Au Gabon, une décision récente de l’État soulève un tollé chez les étudiants et dans l’opinion publique. Alors que le gouvernement vient d’annoncer la suppression des bourses pour les étudiants gabonais inscrits dans des universités au Canada, en France et aux États-Unis, un chiffre choc refait surface : en 2019, plus de 2,3 milliards de FCFA ont été consacrés à la scolarité des enfants de diplomates. Une somme qui illustre une gestion jugée inéquitable des ressources publiques, dans un pays où les étudiants “ordinaires” peinent à couvrir leurs besoins de base.
L’information, issue du rapport budgétaire du 3e trimestre 2019, met en évidence une répartition des priorités qui interroge.
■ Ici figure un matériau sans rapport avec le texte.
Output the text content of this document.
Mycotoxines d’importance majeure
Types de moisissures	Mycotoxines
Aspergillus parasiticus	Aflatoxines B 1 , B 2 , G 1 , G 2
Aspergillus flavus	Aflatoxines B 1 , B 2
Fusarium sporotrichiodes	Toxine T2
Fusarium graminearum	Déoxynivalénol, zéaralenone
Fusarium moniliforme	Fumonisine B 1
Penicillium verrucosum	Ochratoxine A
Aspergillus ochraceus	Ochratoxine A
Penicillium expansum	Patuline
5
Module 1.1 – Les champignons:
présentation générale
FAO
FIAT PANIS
Tandis que certains établissements supérieurs ferment leurs portes faute d’électricité ou de moyens logistiques, une part conséquente du budget est allouée à un petit groupe privilégié : les enfants d’ambassadeurs, inscrits dans des écoles internationales au coût exorbitant. Ce traitement contrasté révèle un malaise structurel : deux jeunesses, deux politiques, un même État.
Le président Brice Clotaire Oligui Nguéma, lors d’une rencontre avec la diaspora gabonaise à Washington, a défendu la suppression des bourses par des raisons économiques et stratégiques : les étudiants concernés seraient, selon lui, trop coûteux pour l’État et ne reviendraient pas au pays. Une déclaration jugée brutale par les intéressés, dont beaucoup voient leurs projets d’études menacés.
Cependant, aucune politique incitative de retour ni de valorisation des compétences n’a été mise en place par les autorités, ce qui affaiblit l’argumentaire gouvernemental. Pour beaucoup, cette décision ressemble davantage à une sanction qu’à une réforme budgétaire cohérente.
En parallèle, le maintien des avantages pour les enfants de diplomates, inscrit dans les dépenses récurrentes du budget national, cristallise les frustrations. Selon des sources internes, ces dépenses sont reconduites chaque année, échappant à tout débat public. Ce déséquilibre alimente le sentiment d’une République à deux vitesses, où les efforts de la majorité sont négligés au profit d’une élite protégée.
Ce clivage crée une fracture symbolique et sociale profonde : celle d’un État qui semble tourner le dos à ses talents pour préserver une aristocratie bureaucratique. En privilégiant une minorité bien née au détriment des étudiants méritants, le Gabon prend le risque d’exclure une génération, pourtant essentielle à son avenir économique et institutionnel.